Schlüsselwörter: Burnout-Syndrom, COVID-19, Angehörige der Gesundheitsberufe.

1. EINLEITUNG

Die Coronavirus-Krankheit 2019 (COVID-19) wurde erstmals Ende Dezember 2019 in China gemeldet und erreichte bald eine weltweite Skala (LIU et al., 2020). Coronavirus ist ein Betacoronavirus und wurde SARS-Cov-2 genannt (LIU et al., 2020). Das Hauptmerkmal der Krankheit ist eine virale Lungenentzündung mit einer hohen Infektionsrate. Etwa 15% der Patienten haben einen schweren Zustand der Krankheit, der einen Krankenhausaufenthalt erfordert (WHO, 2021).  Die Pandemie erzwang den Umbau der Gesundheitsdienste mit speziellen Einheiten für die Behandlung von COVID-19. Untersuchungen zur psychischen Gesundheit von Angehörigen der Gesundheitsberufe, die COVID-19 behandeln, zeigen, dass diejenigen an vorderster Front eine große psychische Belastung erfahren und sehr ungünstige psychische Gesundheitsergebnisse wie Depressionen, Angstzustände und Schlaflosigkeit aufweisen (LAI et al., 2020; SASANGOHAR et al., 2020).

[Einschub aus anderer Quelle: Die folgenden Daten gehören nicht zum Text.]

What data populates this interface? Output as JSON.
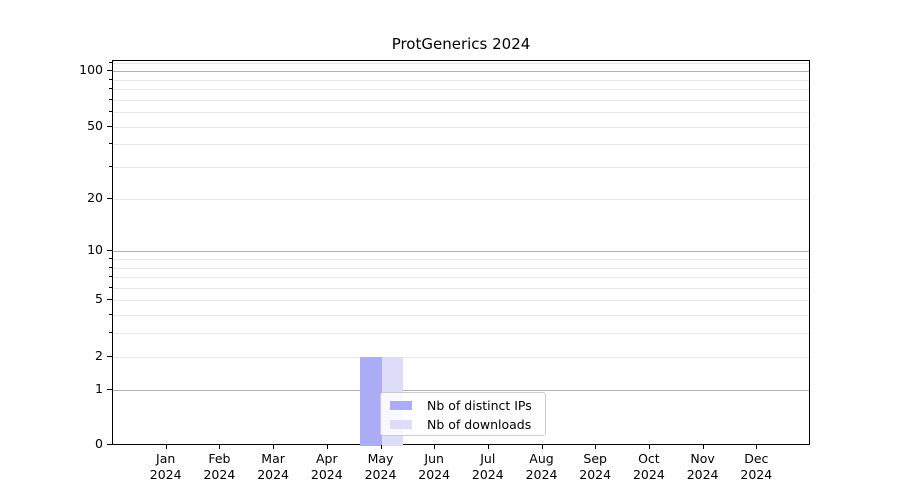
{
  "chart_data": {
    "type": "bar",
    "title": "ProtGenerics 2024",
    "categories": [
      "Jan 2024",
      "Feb 2024",
      "Mar 2024",
      "Apr 2024",
      "May 2024",
      "Jun 2024",
      "Jul 2024",
      "Aug 2024",
      "Sep 2024",
      "Oct 2024",
      "Nov 2024",
      "Dec 2024"
    ],
    "series": [
      {
        "name": "Nb of distinct IPs",
        "color": "#ababf6",
        "values": [
          0,
          0,
          0,
          0,
          2,
          0,
          0,
          0,
          0,
          0,
          0,
          0
        ]
      },
      {
        "name": "Nb of downloads",
        "color": "#ddddf9",
        "values": [
          0,
          0,
          0,
          0,
          2,
          0,
          0,
          0,
          0,
          0,
          0,
          0
        ]
      }
    ],
    "xlabel": "",
    "ylabel": "",
    "yscale": "log1p",
    "yticks": [
      0,
      1,
      2,
      5,
      10,
      20,
      50,
      100
    ],
    "ylim": [
      0,
      113
    ],
    "major_gridlines": [
      1,
      10,
      100
    ],
    "minor_gridlines": [
      2,
      3,
      4,
      5,
      6,
      7,
      8,
      9,
      20,
      30,
      40,
      50,
      60,
      70,
      80,
      90,
      110
    ],
    "grid": true,
    "legend": {
      "position": "lower-center-inside"
    },
    "colors": {
      "major_grid": "#b0b0b0",
      "minor_grid": "#e7e7e7",
      "spine": "#000000",
      "text": "#000000",
      "legend_border": "#cccccc"
    }
  }
}
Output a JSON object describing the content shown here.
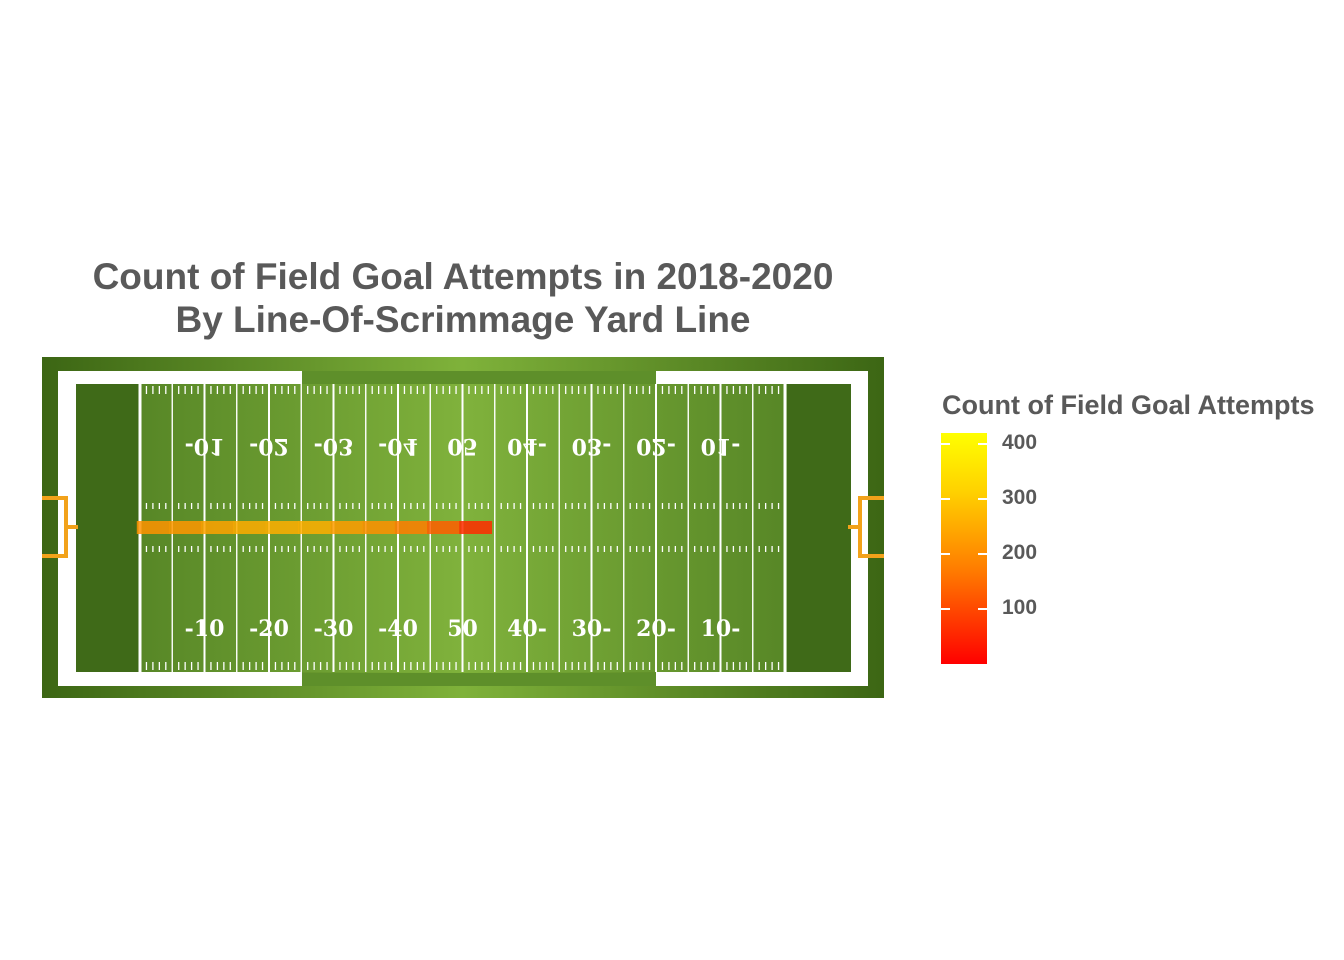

Das Burnout-Syndrom (BS) wurde in den frühen 1970er Jahren identifiziert (MASLACH und JACKSON, 1981). Maslach und Jackson führten über das Maslach Burnout-Inventar (MBI) eine Untersuchung der drei Dimensionen durch, aus denen das Syndrom besteht: emotionale Erschöpfung, Depersonalisierung (Distanzierung von der eigenen Persönlichkeit und Einstellungen) und das reduzierte Gefühl der persönlichen Erfüllung (MASLACH und JACKSON, 1984; MASLACH et al., 2001). MBI ist das Standardwerkzeug zur Messung von BS in der Forschung. Menschen, die die drei Dimensionen erleben, neigen dazu, BS zu entwickeln, obwohl der zentrale Faktor des Syndroms emotionale Erschöpfung ist (MASLACH et al., 2001; TAMAYO et al., 2002). Jobs mit hohem Stress können leichter zu BS führen als solche mit weniger Stress (CODO, 2003). Angehörige der Gesundheitsberufe sind oft anfällig für BS (EMBRIACO et al., 2007). Das Syndrom ist durch die körperliche und emotionale Erschöpfung des Fachmanns gekennzeichnet und tritt auf, wenn das Individuum keine Strategien mehr hat, um Situationen und Konflikten bei der Arbeit zu begegnen (CODO, 2003). Daher tritt BS auf, wenn es eine Unfähigkeit gibt, mit emotionalem Stress bei der Arbeit umzugehen oder wenn übermäßige Nutzung von geistiger und körperlicher Energie gemacht wird, was zu Gefühlen des Versagens und der Erschöpfung führt (MASLACH et al., 2001). Mehrere Studien deuten darauf hin, dass die Merkmale der Arbeitsumgebung und des Arbeitnehmers mit der Entwicklung von BS verbunden sind (TRINDADE et al., 2010; EMBRIACO et al., 2007; EBLING et al., 2012). Klinische Symptome von BS sind unspezifisch und umfassen Müdigkeit, Kopfschmerzen, Probleme mit dem Essen, Schlaflosigkeit, Reizbarkeit, emotionale Instabilität und Steifheit in Beziehungen mit anderen. Große Unterschiede in der Prävalenz von BS bei Angehörigen der Gesundheitsberufe wurden sowohl bei Krankenschwestern als auch bei Ärzten berichtet (EMBRIACO et al., 2007; GREENGLASS et al., 2001; ROTENSTEIN et al., 2018). Das Klima am Arbeitsplatz und die Arbeitsbelastung waren Determinanten von BS (CODO, 2003).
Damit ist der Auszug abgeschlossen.